Pohon asam jawa termasuk tanaman menahun, sehingga keberadaan buah asam jawa dapat
dimanfaatkan secara maksimal. Buah asam jawa mengandung flavonoid, tanin, glikosida dan saponim yang
merupakan zat fitokimia yang berfungsi sebagai antioksidan (Rahmadiah et al., 2008). Aktivitas
antioksidan yang terdapat pada asam jawa menjadi salah satu alasan buah asam jawa dimanfaatkan sebagai
minuman atau makanan fungsional.Secara tradisional daging buah asam jawa telah banyak digunakan
sebagai salah satu bahan campuran dalam jamu.

2.2 Nilai Tambah

2.2 1 Definisi Nilai Tambah

Nilai tambah suatu produk adalah hasil dari produk akhir dikurangi dengan biaya antara yang terdiri
dari biaya bahan baku dan bahan penolong (Makki dkk, 2001). Dalam sistem komoditas pertanian terjadi
arus komoditas yang mengalir dari hulu ke hilir, yang berawal dari petani dan berakhir pada konsumen
akhir, dan mendapat perlakuan-perlakuan seperti pengolahan, pengawetan dan pemindahan untuk
menambah kegunaan atau menimbulkan nilai tambah. Hal ini berkaitan dengan sifat produk pertanian yang
bersifat perishable (mudah rusak) dan bulky (kamba) yang dimiliki produk pertanian (Sudiyono,
2004).Konsep nilai tambah pada pertanian adalah saat sebuah barang mendapatkan perlakukan baik pada
saat proses produksi ataupun penyaluran kepada konsumen sehingga dengan aktiftias tersebut konsumen
mengeluarkan uang lebih banyak untuk barang yang dibelinya .

Tujuan dari pengukuran nilai tambah adalah untuk secara komprehensif mengevaluasi dan mengukur
respons atau imbalan yang diterima oleh pelaku bisnis, serta peluang-peluang kerja yang mungkin
diciptakan melalui suatu sistem komoditas.
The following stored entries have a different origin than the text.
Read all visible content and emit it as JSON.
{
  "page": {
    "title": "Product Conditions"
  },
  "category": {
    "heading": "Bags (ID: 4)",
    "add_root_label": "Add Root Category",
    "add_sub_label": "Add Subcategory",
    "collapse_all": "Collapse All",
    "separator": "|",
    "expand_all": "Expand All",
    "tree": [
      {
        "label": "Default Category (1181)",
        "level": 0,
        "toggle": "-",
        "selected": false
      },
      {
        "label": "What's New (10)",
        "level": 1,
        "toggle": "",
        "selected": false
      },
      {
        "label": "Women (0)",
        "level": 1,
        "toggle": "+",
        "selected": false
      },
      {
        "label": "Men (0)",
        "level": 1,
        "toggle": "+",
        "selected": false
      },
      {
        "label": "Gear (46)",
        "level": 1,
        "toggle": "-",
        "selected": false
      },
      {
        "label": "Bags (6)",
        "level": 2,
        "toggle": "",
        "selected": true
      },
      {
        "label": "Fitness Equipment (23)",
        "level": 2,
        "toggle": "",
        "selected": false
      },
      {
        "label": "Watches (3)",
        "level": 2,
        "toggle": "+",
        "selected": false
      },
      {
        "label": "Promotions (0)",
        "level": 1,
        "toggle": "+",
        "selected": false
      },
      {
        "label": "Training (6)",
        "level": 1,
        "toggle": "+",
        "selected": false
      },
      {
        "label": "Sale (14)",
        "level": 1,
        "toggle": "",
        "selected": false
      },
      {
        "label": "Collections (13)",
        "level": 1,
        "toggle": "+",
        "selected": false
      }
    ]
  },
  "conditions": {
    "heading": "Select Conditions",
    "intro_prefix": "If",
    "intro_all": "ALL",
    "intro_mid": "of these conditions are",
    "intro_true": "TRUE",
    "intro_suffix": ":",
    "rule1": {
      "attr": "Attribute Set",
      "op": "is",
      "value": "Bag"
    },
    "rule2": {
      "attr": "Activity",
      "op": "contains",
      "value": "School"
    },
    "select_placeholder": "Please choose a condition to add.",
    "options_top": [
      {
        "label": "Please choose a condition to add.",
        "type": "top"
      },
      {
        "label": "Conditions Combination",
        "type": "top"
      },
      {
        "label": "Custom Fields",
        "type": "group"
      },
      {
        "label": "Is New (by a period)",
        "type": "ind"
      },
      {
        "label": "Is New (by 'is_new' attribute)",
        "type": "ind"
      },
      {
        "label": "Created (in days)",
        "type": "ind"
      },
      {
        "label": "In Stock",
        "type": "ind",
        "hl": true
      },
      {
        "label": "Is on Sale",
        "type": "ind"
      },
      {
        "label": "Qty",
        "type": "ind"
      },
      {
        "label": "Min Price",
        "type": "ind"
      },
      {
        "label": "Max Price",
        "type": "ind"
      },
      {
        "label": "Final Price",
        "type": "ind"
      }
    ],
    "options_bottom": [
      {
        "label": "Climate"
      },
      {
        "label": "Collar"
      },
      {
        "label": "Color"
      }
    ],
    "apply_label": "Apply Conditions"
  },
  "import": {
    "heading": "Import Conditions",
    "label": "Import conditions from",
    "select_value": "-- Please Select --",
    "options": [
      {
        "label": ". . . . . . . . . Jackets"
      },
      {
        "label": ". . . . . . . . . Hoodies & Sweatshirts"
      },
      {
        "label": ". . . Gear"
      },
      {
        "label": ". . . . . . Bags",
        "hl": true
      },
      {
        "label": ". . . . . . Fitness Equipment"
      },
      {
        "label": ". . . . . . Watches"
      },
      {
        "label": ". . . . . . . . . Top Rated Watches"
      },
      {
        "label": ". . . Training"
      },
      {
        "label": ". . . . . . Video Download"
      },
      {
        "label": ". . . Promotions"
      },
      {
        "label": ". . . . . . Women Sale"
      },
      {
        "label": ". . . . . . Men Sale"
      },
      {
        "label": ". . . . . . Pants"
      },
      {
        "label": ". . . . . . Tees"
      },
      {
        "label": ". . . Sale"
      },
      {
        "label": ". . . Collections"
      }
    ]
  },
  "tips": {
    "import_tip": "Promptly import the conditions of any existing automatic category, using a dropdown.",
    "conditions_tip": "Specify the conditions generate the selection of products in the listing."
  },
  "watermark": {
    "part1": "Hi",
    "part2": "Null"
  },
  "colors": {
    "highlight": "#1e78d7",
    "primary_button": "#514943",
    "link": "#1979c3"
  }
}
Dengan demikian, nilai tambah dapat dipandang sebagai
sebuah indikator yang mencerminkan sejauh mana sistem komoditas memberikan imbalan yang adil dan
signifikan bagi faktor-faktor produksi, seperti tenaga kerja, modal, dan manajemen. Secara lebih terperinci,
nilai tambah tidak hanya memperhitungkan nilai ekonomis suatu produk atau layanan, tetapi juga
mempertimbangkan kontribusi langsung yang diberikan oleh tenaga kerja, modal, dan keahlian manajerial
dalam suatu sistem ekonomi (Sudiyono, 2004).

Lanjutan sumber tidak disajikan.